With the hot dry year we have been having I figured I had better hunt the water for my best chance on an elk. Friday morning I watched a herd of about 50 drop into a canyon where I killed a cow near a wallow last year. I got ahead of them and cruised up a tree with my lone wolf climber. After a few minutes I could hear lots of cow talk and some bull squealing right below me. They stayed below for a while but never came up. I did some scouting and found a much better wallow several hundred yards below. I moved my stand up a tree down there and sat the last 4 hours of light. After only an hour I had 3 spikes come right in and spent a half hour close by. I even had two of them sniffing my tree. It was awesome to hear them so close burpin and gruntin and carrying on. unfortunately spikes arent allowed in this area. . A bit before dark I had a lone cow come in. With a B tag in my pocket I decided to take her if the shot presented itself. She came in fast and I had to stop her with a lip squek in my shooting window. She looked in my direction and I rushed the shot fearing she might bolt. My arrow zipped through her in front of the shoulder bone and she jumped a few feet than looked around wondering than slowly walked off. I could see blood trickling down but not enough to think I hit the jugular. At dark I eased down and found my arrow which was covered in blood. I eased along on a decent blood trail for about 150 yards and heard her take off. I slipped up and found her bed and decided to resume in the morning.

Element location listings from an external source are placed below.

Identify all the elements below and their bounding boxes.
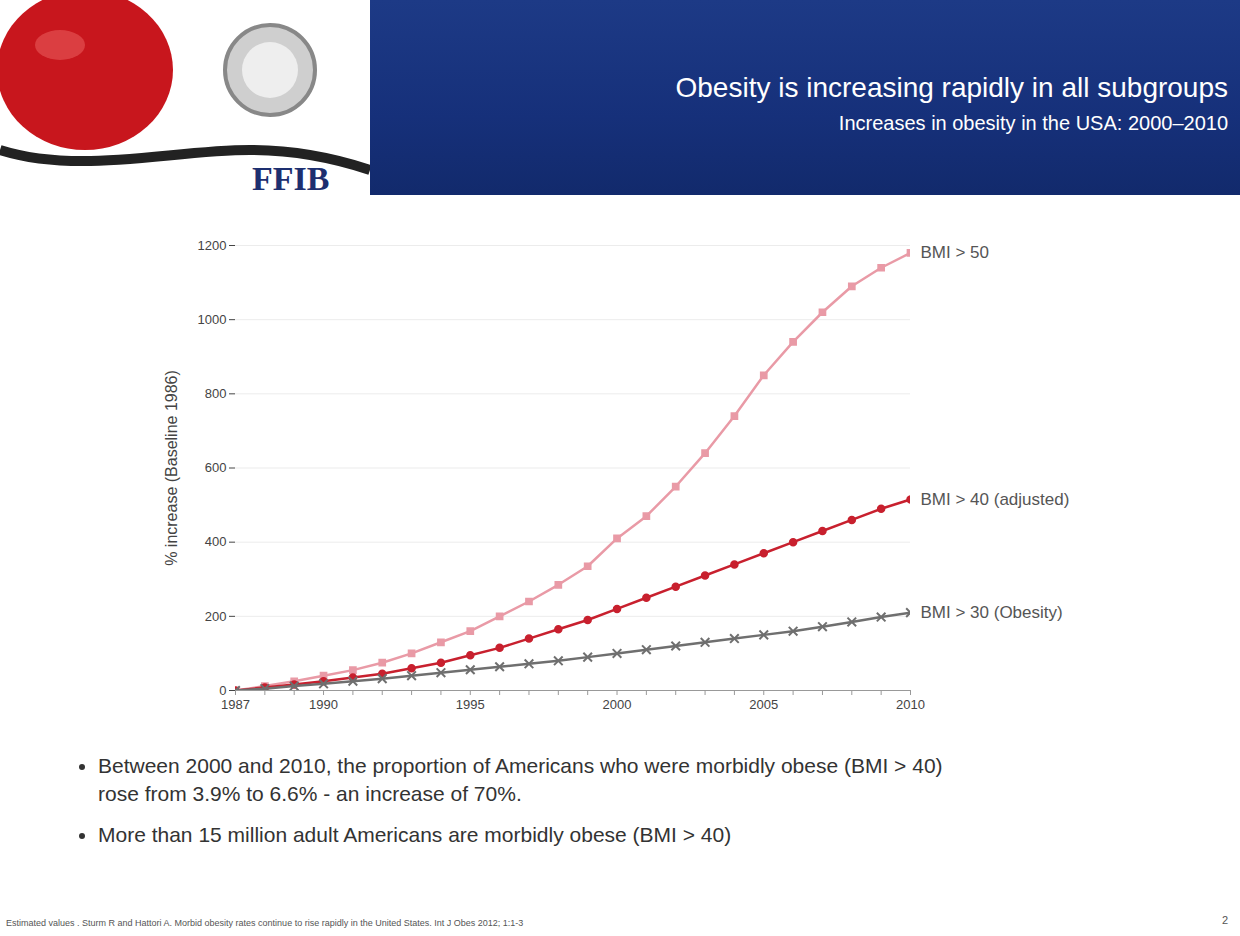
svg-text:1200: 1200 bbox=[198, 238, 227, 253]
html-text:Estimated values . Sturm R and: Estimated values . Sturm R and Hattori A… bbox=[6, 918, 524, 928]
svg-text:BMI > 30 (Obesity): BMI > 30 (Obesity) bbox=[921, 603, 1063, 622]
svg-text:400: 400 bbox=[205, 534, 227, 549]
html-text:Between 2000 and 2010, the pro: Between 2000 and 2010, the proportion of… bbox=[98, 754, 943, 806]
svg-text:2000: 2000 bbox=[603, 697, 632, 712]
html-text:2: 2 bbox=[1221, 914, 1228, 926]
svg-text:600: 600 bbox=[205, 460, 227, 475]
svg-text:1987: 1987 bbox=[221, 697, 250, 712]
svg-text:0: 0 bbox=[219, 683, 226, 698]
svg-text:800: 800 bbox=[205, 386, 227, 401]
html-text:Increases in obesity in the US: Increases in obesity in the USA: 2000–20… bbox=[838, 112, 1228, 134]
svg-text:1990: 1990 bbox=[309, 697, 338, 712]
html-text:More than 15 million adult Ame: More than 15 million adult Americans are… bbox=[98, 822, 732, 846]
svg-text:200: 200 bbox=[205, 608, 227, 623]
svg-text:BMI > 50: BMI > 50 bbox=[921, 243, 990, 262]
svg-text:2005: 2005 bbox=[749, 697, 778, 712]
svg-text:BMI > 40 (adjusted): BMI > 40 (adjusted) bbox=[921, 490, 1070, 509]
svg-text:2010: 2010 bbox=[896, 697, 925, 712]
svg-text:1000: 1000 bbox=[198, 312, 227, 327]
html-text:FFIB: FFIB bbox=[252, 160, 330, 197]
html-text:Obesity is increasing rapidly: Obesity is increasing rapidly in all sub… bbox=[675, 72, 1228, 103]
svg-text:1995: 1995 bbox=[456, 697, 485, 712]
svg-text:% increase (Baseline 1986): % increase (Baseline 1986) bbox=[163, 370, 180, 566]
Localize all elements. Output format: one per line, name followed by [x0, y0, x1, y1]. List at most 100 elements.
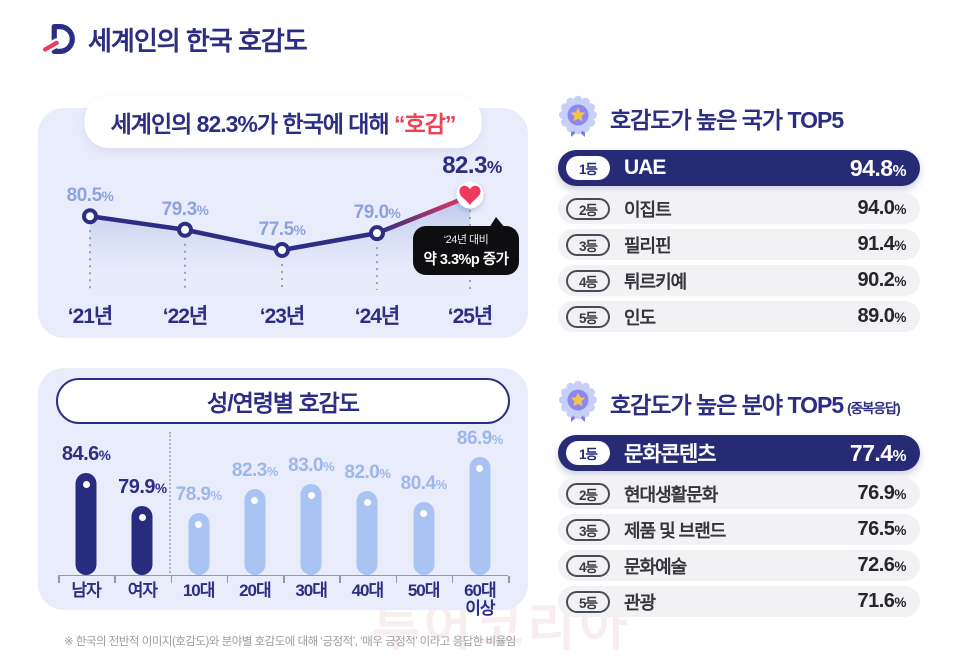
point-label: 79.3% [161, 198, 209, 220]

At first light I was glassing the area from a high ridge before I slipped down to last blood. I could here a. Bull bugling and two different groups of hunters calling to it. I got back on the blood an hour after light and found the trail much easier to follow in the day. After several hundred yards I found her quite dead beneath a tree. As I approached I could see I wasn't the first to find her as she was covered with grass on her hindquarters, and half of one was eaten. While I was trailing I could hear a couple people cow calling down in the valley I was trailing her in. After I finished quartering her I opened her mouth to get the ivories. Imagine my surprise to find someone had already cut them out. Apparently the other hunters found her first and decided they wanted the ivories? Oh well, I was happy to have found her.
I than headed back to my tree and got my stand and made a sweet frame pack out of the lone wolf climber and hauled a load out while another hunter I met carried out a front quarter and the back straps. Great weekend even with the ivory poachers.